= Conservation Trust of Puerto Rico =

Non-profit organization protecting natural areas

The Conservation Trust of Puerto Rico (Fideicomiso de Conservación de Puerto Rico) is a private, nonprofit organization protecting natural areas; constituting conservation easements; restoring, rehabilitating and preserving historical structures; developing educational programs that foster the protection of natural areas; and directing a tree nursery program for native and endemic species, among others. The Conservation Trust of Puerto Rico has been accredited by The Land Trust Accreditation Commission. The Conservation Trust is also a member of the International Union for Conservation of Nature, a global environmental organization with more than 1,200 public and private members from 160 countries.

It purchased the Inés María Mendoza Nature Reserve in 1975 and the Northern Zone Aquifers in 1977.
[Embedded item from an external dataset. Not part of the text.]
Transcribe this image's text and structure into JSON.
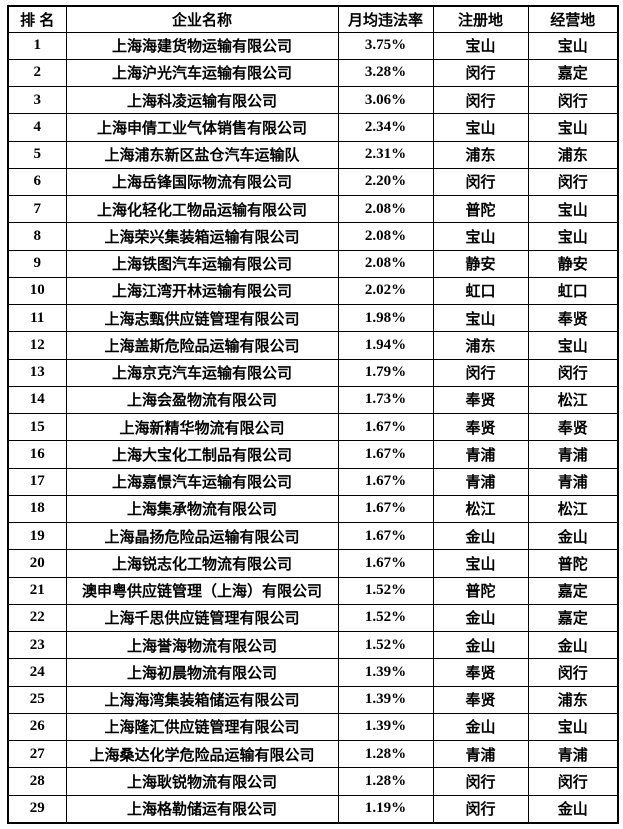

In June 2013, the Conservation Trust of Puerto Rico launched its nonprofit unit, Para la Naturaleza. Its goal is to integrate society at large in the conservation of natural ecosystems, in order to increase the amount of protected lands in Puerto Rico, from the actual 8 percent, to 33 percent by the year 2033. The unit groups all of the Trust's educational programming, volunteer and Citizen Science events, and all fundraising initiatives of the organization. Para la Naturaleza also manages all visitor centers and natural areas protected by the Trust, including Hacienda Buena Vista in Ponce, Hacienda La Esperanza in Manatí. The Trust administers the Cabezas de San Juan Light and Nature Reserve located in Fajardo and listed on the US National Register of Historic Places.